Wie passt da nun Hertha BSC ins Portfolio? Die Entscheidung des Investors ist nicht schwer nachzuvollziehen. Hertha ist angeschlagen, spielt in einer expandierenden Liga und in der größten deutschen Stadt. Das verspricht bei einem gut organisierten Investment eine äußerst günstige Entwicklung.

Hertha könnte im Olympiastadion in einigen Jahren wieder internationale Gäste empfangen, nicht nur die Konkurrenten aus der Bundesliga. Überhaupt hat die Fußball-Bundesliga in den vergangenen Jahren als Marke dazugewonnen. Das liegt nicht allein am Champions-League-Sieger FC Bayern München. Im Achtelfinale der Champions League stehen nun gleich vier deutsche Klubs. Das zieht. Und es verspricht auch Umsätze bei der Vermarktung im Ausland, die bisher von anderen großen Ligen wie England und Spanien dominiert worden war.

Herthas Schulden sanken von 42 auf 36,8 Millionen Euro

Hertha eröffnen sich neue Perspektiven. Ein Großteil des Investments fließt in die Rückführung der Schulden. Ein anderer Teil in den Rückerwerb von Rechten, die die klamme Hertha gegen Geld umgesetzt hatte. Allein im vergangenen Geschäftsjahr , das Hertha offiziell mit einem Minus von 7,8 Millionen Euro abgeschlossen hatte, sind Rechte am Stadioncatering für die Jahre 2014 bis 2020 für zehn Millionen Euro an einen Investor verkauft worden. Die Schulden sanken dadurch von 42 auf 36,8 Millionen Euro.

Ähnlich wie andere Profi-Fußballklubs haben sich auch die Berliner auf ein Spiel eingelassen, das fast nicht mehr ohne Bilanztricks auskommt, die für Laien schwer zu durchschauen, aber rechtlich kaum zu beanstanden sind. So hat die KGaA Vermarktungs- und Verwertungsrechte im Wert von 38 Millionen Euro in zwei eigens gegründete Tochtergesellschaften ausgegliedert.

Auf die Frage, warum Hertha das getan habe, antwortete der Geschäftsführer Ingo Schiller einmal: „Wir haben dadurch stille Reserven des Vereins gehoben und gleichzeitig die damalige Kapitalauflage der Deutsche Fußball-Liga erfüllt.“ Der Vorteil: Eigentlich stille Reserven konnten auf diese Weise auf der Habenseite in die Bilanz eingestellt werden. Geld ist dabei nicht geflossen.

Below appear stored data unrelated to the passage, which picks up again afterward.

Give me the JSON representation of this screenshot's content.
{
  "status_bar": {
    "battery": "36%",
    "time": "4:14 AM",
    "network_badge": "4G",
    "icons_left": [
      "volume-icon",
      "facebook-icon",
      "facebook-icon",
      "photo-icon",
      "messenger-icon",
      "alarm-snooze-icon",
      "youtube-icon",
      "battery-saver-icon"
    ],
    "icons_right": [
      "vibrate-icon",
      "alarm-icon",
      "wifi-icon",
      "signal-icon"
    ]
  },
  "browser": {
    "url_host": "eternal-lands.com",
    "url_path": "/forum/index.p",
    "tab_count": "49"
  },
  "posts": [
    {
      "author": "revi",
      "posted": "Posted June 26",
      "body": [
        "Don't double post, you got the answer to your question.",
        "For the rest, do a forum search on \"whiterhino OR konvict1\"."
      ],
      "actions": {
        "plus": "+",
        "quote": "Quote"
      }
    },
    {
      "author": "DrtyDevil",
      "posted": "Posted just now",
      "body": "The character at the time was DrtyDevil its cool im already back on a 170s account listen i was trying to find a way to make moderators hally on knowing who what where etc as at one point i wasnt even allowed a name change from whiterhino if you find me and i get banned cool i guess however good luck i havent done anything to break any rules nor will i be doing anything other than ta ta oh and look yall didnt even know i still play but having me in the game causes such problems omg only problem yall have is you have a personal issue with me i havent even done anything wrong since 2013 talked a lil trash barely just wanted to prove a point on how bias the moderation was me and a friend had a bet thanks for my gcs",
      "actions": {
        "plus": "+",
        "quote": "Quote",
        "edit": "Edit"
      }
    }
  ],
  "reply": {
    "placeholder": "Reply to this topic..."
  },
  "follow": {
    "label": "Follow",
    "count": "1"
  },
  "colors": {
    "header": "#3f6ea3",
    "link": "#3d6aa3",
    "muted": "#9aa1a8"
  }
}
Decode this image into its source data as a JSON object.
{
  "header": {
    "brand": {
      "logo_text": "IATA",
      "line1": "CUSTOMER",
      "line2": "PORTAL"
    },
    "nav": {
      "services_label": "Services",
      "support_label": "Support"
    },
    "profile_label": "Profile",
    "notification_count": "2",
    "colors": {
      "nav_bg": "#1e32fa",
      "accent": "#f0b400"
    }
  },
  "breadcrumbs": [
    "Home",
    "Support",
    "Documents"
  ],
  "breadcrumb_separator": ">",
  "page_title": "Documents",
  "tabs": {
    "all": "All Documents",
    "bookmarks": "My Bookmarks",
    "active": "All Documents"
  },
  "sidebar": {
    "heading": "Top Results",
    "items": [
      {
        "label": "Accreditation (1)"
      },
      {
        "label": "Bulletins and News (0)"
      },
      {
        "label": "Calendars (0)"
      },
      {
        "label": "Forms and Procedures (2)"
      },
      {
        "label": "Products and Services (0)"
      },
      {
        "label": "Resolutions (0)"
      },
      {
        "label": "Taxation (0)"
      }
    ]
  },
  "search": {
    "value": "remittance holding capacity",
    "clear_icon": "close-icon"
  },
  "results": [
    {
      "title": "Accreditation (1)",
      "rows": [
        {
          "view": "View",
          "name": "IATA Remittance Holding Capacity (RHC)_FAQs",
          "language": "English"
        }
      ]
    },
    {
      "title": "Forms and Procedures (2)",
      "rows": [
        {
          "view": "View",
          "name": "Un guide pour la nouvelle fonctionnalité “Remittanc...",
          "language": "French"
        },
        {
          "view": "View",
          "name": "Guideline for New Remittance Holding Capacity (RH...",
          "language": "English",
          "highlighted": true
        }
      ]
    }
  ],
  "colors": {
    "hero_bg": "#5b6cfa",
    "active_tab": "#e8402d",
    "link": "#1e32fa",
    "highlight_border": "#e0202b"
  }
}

Dieses Buchungsmanöver war unter anderem deshalb notwendig, um eine Auflage der DFL zu erfüllen: Herthas negatives Eigenkapital durfte nicht anwachsen, sonst hätte der Klub keine Lizenz bekommen. Demselben Zweck diente vor zwei Jahren die Auslagerung der kommerziellen Rechte am Vereinslogo an die Rechte GmbH, einer 100-prozentigen Tochter der KGaA, in Höhe von 20 Millionen Euro. Ein schlichtes Buchungsmanöver, das in der Bilanz dem Ziel diente, das negative Eigenkapital zu verringern. Auch hier ist kein Geld geflossen.

Wenn Hertha nun diverse Rechte zurückkauft und keine Zinsen in bisheriger Höhe zahlen muss, dürfte sich die Ertragssituation umgehend deutlich verbessern. Insider rechnen hier mit bis zu sieben, acht Millionen Euro jährlich.

Präsident Gegenbauer wollte vor allem Ängste nehmen als er sagte, Hertha BSC werde „auch in Zukunft der Verein bleiben wird, der er heute ist“. Allerdings auf wirtschaftlich solideren Füßen. Und so haben sie am Freitag doch noch über ein Tor gesprochen, die Herren in den Anzügen. Sie nannten es das Tor zur Zukunft.